Interatividade e os sentidos

Esses dias eu estava precisando de um roupeiro novo. Como andava na correria natural de trabalho e não conseguia ir a uma loja pra ver as opções, resolvi procurar via Internet mesmo, para ganhar tempo. Aí então começa a jornada de buscas e mais buscas. Você tem que entrar e ver qual site tem catálogo. Será que entrega? Monta? Depois de navegar por diversos sites, encontrei exatamente o que eu queria. Mas será que é exatamente mesmo?

Bom, por ali pude ver uma série de fotos do produto. Por dentro, por fora, quantas gavetas, e por aí vai. Já tava quase tudo certo. Decidi então ler as especificações técnicas do produto, já que não conhecia a marca. Lá estava escrito barras laterais em MDF, barras horizontais em MDP e portas em Aglomerado. Como assim? Ta certo que dá pra ter uma noção. Mas e a real aparência, resistência e por aí vai? Acabei descobrindo uma loja que tinha o produto e fui lá conferir. Ainda bem que não comprei via web. Ia me dar mal.

No mundo real, ao entrar em contato com um produto, temos a possibilidade de interagir utilizando todos os nossos sentidos. Normalmente durante a aproximação temos um contato visual ou auditivo. Depois podemos ter a sensação tátil, sentir o cheiro ou o gosto.

Esse contato pode ser decisivo em um momento de compra. As vezes o negócio é lindo, mas o material pode não ser bom, pode ter um gosto ruim. Quando isso acontece, perdemos aquele encanto pelo produto e podemos buscar outra opção.

Mas e no mundo virtual?

O que me desafia trabalhando com ambientes interativos é que estamos restritos à visão e audição, pelo menos na maioria dos aparelhos usados hoje. Quanto aos outros sentidos, temos que dar um jeito de criar a sensação para o usuário de maneira criativa.

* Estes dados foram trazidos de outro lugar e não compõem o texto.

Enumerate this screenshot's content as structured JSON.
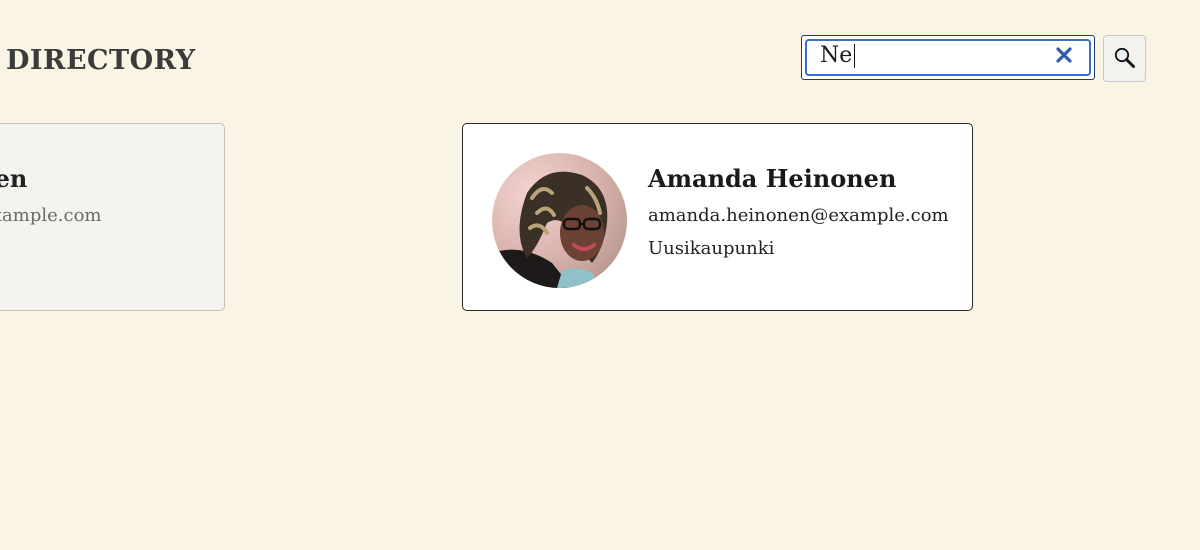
{
  "header": {
    "title": "DIRECTORY"
  },
  "search": {
    "value": "Ne",
    "clear_icon": "close-icon",
    "button_icon": "magnifier-icon",
    "accent_color": "#3a6fc8",
    "clear_color": "#2f5aa8"
  },
  "cards": [
    {
      "name": "ltonen",
      "email": "en@example.com",
      "partially_visible": true
    },
    {
      "name": "Amanda Heinonen",
      "email": "amanda.heinonen@example.com",
      "city": "Uusikaupunki",
      "avatar_icon": "user-photo"
    }
  ],
  "colors": {
    "background": "#faf4e4",
    "card_border": "#2a2a2a"
  }
}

Talvez para determinados produtos, a internet sirva apenas para começar a despertar um interesse e levar o comprador até um ambiente para conhecer o produto na vida real. Quando vamos comprar artigos comuns como livros e CDs, tudo bem. Isso é moleza. Mas a conversa é diferente com carros, jóias, roupas, produtos eletrônicos.

Com o crescimento que ocorre nas verbas para Internet vejo a cada dia experiências interativas mais interessantes. Vou citar alguns casos onde acho que a experiência visual e auditiva compensa os outros sentidos.

Lincoln MKS: um ambiente com foco na forma

É um site aparentemente simples. Você rotaciona o carro. Mas ao começar, a simplicidade vai embora e abre portas para uma rotação diferente. Ela ressalta pontos fortes no design, reflete o cenário e está repleta de informações ao redor.

Aqui encontrei uma experiência muito forte com relação aos sentidos. O lance é que a rotação do interior do carro é tão bem feita que você imagina o cheiro do couro.

É nesse ponto aqui que eu quero chegar. O que fazer pra que isso aconteça? Com fazer com que o usuário imagine um sentido?